Reverse triangle inequality states that the length of each side of a triangle is greater than the difference of the lengths of the other two sides.
Mathematically, it can be expressed as shown:
For Norms
If x and y are real numbers, and (X, || ⋅ ||) is a normed vector space, then ||x – y|| ≥ | ||x|| – ||y|| |, for all x, y Є X.
Proof
|x| = |(x – y) + y| and |y| = |(y – x) + x|
Taking norms and applying the triangle inequality for vectors, we have
||x|| = ||(x – y) + y|| ≤ ||x – y|| + ||y|| and ||y|| = ||(y – x) + x|| ≤ ||y – x|| + ||x||
By rearranging, we get
||x|| – ||y|| ≤ ||x – y|| and ||y|| – ||x|| ≤ ||y – x||
Combining the above two, we get the reverse triangle inequality | ||x|| – ||y|| | ≤ ||x – y||
For Real and Complex Fields
It states that if x and y are either real (ℝ) or complex numbers (ℂ), then |x – y| ≥ | |x| – |y| |, where |x| represents the absolute value of a real or complex number.
For Metric Spaces
If M = (X, d) is a metric space, then d(x, y) ≥ |d(x, z) – d(y, z)|, for all x, y, z Є X.
Proof
Let us consider a metric space M = (X, d)

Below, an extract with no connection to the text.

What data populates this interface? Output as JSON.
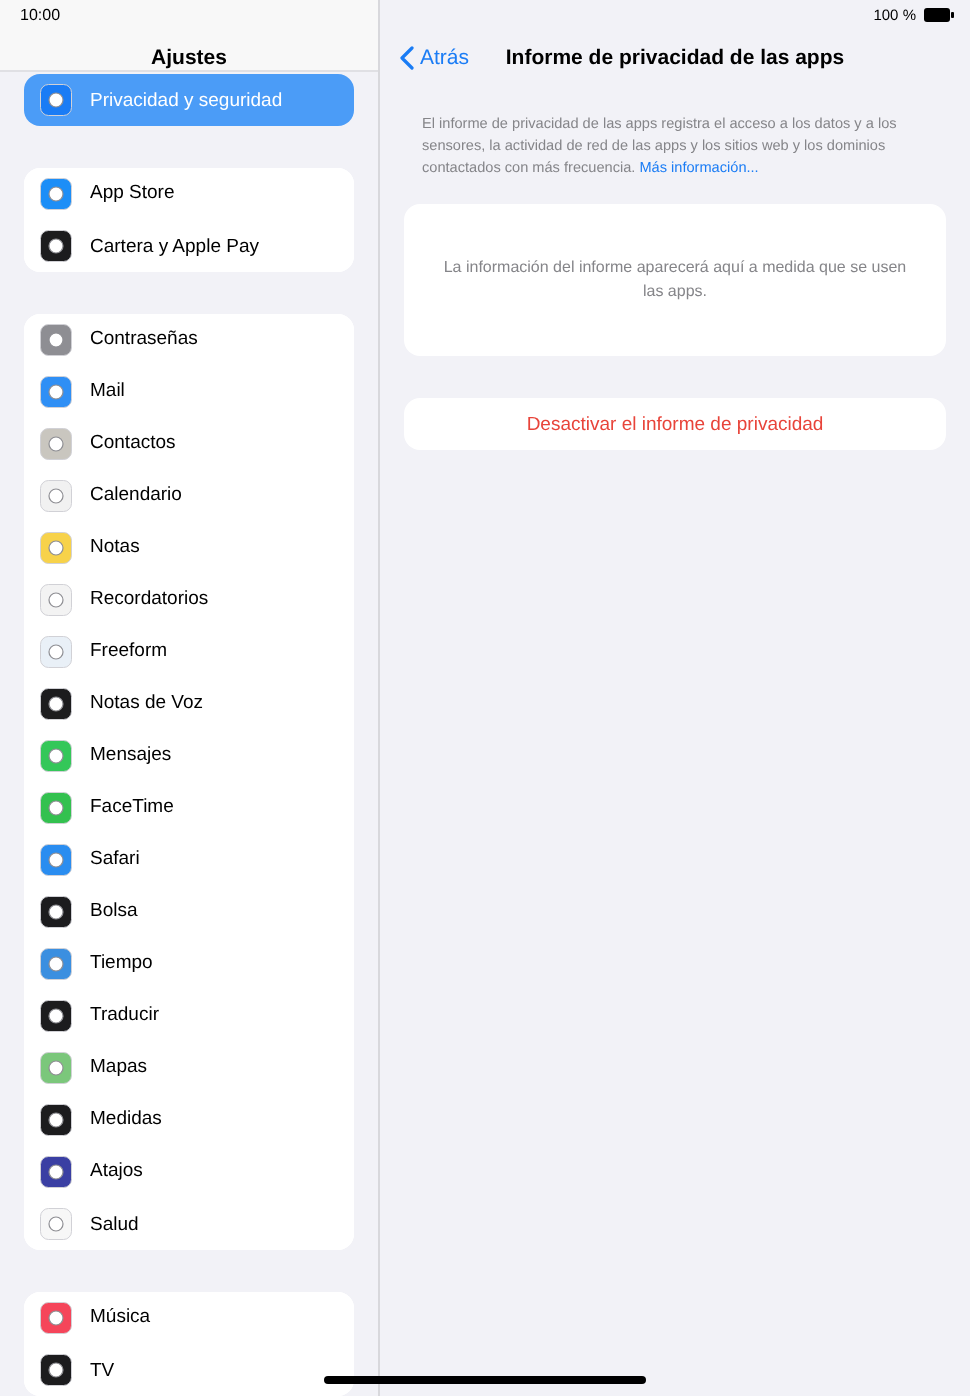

By the triangle’s inequality, we have
d(x, y) + d(y, z) ≥ d(x, z), for all x, y, z Є X
On subtracting d(y, z) from both sides, we get
d(x, y) + d(y, z) – d(y, z) ≥ d(x, z) – d(y, z)
⇒ d(x, y) ≥ d(x, z) – d(y, z) …..(i)
Now, considering the following cases, we get
Case 1. Assuming d(x, z) – d(y, z) ≥ 0, we have
d(x, z) – d(y, z) = |d(x, z) – d(y, z)| …..(ii)
Now, by using (ii) in (i), we get
d(x, y) ≥ |d(x, z) – d(y, z)|
Case 2. Assuming d(x, z) – d(y, z) < 0, we have
d(y, x) + d(x, z) ≥ d(y, z) (by the triangle’s inequality)
⇒ d(x, y) ≥ d(y, z) – d(x, z)
Since d(x, z) – d(y, z) < 0, which implies d(y, z) – d(x, z) > 0
Thus, d(x, y) ≥ d(y, z) – d(x, z)
⇒ d(x, y) ≥ |d(x, z) – d(y, z)| …..(iii)
From (ii) and (iii), we get
d(x, y) ≥ |d(x, z) – d(y, z)|, for all x, y, z Є X.
Hence, the reverse triangle inequality is proved.